1. Zweden is gemaakt voor thrillers (dichtbij en toch exotisch)
Wat klinkt spannender? Een lokale drugsbaron wordt neergeknald langs een Amsterdamse gracht? Of: een ideale schoonzoon verdwijnt en wordt 500 kilometer verderop ritueel geslacht teruggevonden aan de oever van een zomers meertje?
In een goede thriller is het decor deel van het mysterie. Laat de duisternis ronddwalen waar je ze niet verwacht en je sorteert effect. Daarom spelen Zweedse misdaadverhalen zich af in onooglijke dorpen, idyllische provinciestadjes en uitgestorven gehuchten, of in de wildernis zelf. Het land bestaat voor meer dan de helft uit donkere bossen, het klimaat kent er geen genade, de zomers zijn lang licht, de winters stikdonker. In de verte huilt een wolf en in de tuin staat een eland. En daartussen woont geen kat.
Moord in de grootstad vinden we normaal. Een boerenbuiten die rood kleurt doet griezelen. Zweedse schrijvers laten zich graag inspireren door hun omgeving. Haast elke Zweedse gemeente heeft vandaag haar eigen Wallander en, erger nog, haar eigen seriemoordenaar. Op papier welteverstaan.
Henning Mankell koos voor zijn boeken het havenstadje Ystad met zijn snoezige vakwerkhuisjes. Camilla Läckberg laat haar bloeddorst los in Fjällbacka, het schilderachtigste gat van de Zweedse westkust. Åsa Larsson waart rond in Kiruna, boven de poolcirkel, met zijn onverbiddelijke natuur en geïsoleerde waanzin. En Viveca Sten laat haar moorden plegen op het eiland Sandhamn. Inwoneraantal: 108. Of 107 als Viveca is langsgeweest. Vergis je niet. De boodschap is onheilspellend: je bent nergens veilig.
2. Er is geld mee te verdienen (het aanbod is groot)
Meer dan tachtig miljoen: zo veel exemplaren verkocht Stieg Larsson van zijn Millennium-trilogie. Hij had er zelf niks aan. Larsson overleed voor het eerste boek verscheen. Maar toch. De Zweedse thriller is een ongekend succes, wereldwijd. Henning Mankell, overleden in 2015, was bij leven goed voor veertig miljoen boeken. De verkoopcijfers van Camilla Läckberg, Liza Marklund en Lars Kepler lopen eveneens in de miljoenen. En zij zijn maar het topje van de ijsberg. In het kielzog plempen televisiezenders over heel Europa en daarbuiten hun programmering vol met Zweedse, Deense en Noorse misdaadseries. Rij over The Bridge tussen Kopenhagen en Malmö en je speurt onwillekeurig naar lijken.

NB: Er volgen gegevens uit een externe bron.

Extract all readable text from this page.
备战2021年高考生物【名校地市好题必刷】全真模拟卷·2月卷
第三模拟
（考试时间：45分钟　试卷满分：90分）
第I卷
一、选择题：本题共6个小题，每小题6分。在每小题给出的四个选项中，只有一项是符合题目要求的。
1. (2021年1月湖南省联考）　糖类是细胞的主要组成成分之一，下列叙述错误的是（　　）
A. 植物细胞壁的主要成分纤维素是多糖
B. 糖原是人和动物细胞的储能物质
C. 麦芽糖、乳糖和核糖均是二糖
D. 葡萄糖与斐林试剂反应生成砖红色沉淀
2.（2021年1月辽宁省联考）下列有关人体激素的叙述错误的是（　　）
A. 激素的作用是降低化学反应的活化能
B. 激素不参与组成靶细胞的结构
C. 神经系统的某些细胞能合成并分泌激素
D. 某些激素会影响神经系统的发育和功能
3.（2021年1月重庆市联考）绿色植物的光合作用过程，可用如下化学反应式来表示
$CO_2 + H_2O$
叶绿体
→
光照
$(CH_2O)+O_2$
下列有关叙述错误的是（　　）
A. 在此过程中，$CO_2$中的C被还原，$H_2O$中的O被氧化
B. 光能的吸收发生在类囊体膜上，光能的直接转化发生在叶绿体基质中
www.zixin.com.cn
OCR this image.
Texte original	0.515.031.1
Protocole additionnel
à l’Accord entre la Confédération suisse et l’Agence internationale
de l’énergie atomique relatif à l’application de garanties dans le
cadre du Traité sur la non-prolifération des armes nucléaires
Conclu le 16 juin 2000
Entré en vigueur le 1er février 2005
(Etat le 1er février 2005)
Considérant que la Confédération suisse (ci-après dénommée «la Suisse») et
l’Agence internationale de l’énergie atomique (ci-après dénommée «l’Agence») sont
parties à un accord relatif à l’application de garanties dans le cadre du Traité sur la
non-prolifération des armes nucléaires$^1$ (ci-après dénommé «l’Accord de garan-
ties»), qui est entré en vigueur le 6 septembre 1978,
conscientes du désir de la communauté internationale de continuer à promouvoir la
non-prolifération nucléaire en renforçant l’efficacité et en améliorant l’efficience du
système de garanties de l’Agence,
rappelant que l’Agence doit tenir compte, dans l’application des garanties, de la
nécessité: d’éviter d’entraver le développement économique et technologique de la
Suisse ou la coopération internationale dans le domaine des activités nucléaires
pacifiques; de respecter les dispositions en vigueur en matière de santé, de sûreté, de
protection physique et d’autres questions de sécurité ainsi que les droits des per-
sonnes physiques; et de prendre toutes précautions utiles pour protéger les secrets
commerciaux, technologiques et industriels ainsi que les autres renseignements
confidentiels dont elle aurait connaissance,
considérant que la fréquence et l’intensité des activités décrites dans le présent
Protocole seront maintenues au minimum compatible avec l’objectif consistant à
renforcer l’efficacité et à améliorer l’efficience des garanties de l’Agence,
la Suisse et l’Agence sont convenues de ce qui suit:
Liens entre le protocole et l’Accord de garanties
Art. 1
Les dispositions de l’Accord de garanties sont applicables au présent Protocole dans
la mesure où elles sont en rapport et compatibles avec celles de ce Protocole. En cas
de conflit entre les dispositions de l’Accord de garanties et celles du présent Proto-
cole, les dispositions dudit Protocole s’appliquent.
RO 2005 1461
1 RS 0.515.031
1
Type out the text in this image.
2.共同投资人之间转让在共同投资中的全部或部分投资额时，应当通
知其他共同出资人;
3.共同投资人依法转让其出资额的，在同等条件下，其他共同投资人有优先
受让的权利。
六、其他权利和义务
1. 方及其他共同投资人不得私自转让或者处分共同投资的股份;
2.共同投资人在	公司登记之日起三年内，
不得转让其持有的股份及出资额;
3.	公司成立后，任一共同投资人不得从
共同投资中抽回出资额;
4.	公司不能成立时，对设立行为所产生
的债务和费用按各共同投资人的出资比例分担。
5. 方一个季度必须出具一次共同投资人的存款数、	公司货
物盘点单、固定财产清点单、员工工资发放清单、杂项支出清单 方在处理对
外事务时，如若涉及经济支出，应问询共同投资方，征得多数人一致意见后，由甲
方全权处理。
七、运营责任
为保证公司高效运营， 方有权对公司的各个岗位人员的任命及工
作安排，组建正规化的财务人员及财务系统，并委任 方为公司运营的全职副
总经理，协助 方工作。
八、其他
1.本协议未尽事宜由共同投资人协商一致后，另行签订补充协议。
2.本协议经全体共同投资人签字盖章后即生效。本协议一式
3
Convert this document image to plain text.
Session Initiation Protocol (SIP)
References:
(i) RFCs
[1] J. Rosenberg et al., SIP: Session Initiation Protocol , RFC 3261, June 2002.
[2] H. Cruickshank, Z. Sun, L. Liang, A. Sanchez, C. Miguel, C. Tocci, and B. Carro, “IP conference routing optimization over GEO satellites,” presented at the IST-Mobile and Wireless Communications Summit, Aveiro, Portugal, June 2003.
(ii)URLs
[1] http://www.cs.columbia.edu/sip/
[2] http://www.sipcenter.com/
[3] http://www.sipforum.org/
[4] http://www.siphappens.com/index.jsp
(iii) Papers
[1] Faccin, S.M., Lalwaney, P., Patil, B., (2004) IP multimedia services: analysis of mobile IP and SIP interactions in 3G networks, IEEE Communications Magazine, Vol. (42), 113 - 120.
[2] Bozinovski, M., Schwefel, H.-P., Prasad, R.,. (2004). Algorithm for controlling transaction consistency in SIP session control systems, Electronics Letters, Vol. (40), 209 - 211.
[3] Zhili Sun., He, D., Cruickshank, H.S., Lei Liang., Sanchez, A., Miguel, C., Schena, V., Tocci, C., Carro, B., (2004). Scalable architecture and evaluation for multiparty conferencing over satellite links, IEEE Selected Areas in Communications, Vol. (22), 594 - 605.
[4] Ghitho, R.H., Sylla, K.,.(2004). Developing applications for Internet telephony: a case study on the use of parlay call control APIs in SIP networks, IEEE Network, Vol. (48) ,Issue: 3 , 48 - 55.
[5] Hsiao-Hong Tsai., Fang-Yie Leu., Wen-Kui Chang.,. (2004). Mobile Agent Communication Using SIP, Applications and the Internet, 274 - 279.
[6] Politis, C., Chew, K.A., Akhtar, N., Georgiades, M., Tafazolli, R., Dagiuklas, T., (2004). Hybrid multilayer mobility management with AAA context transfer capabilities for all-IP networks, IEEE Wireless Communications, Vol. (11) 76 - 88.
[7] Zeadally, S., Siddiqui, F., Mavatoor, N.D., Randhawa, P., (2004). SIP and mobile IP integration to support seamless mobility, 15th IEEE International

Het was ooit anders. Tussen 1977 en 1998 gaven Zweedse uitgevers jaarlijks dertig tot veertig misdaadromans van eigen bodem uit. Toen kwamen de internationale successen en liepen de aantallen snel op. Sinds 2008 komen er elk jaar zeker honderd verse Zweedse thrillers op de markt. Dat is zestig procent van alle nieuwe fictie in het land. Het aantal schrijvers groeit gestaag en ze worden steeds meer vertaald.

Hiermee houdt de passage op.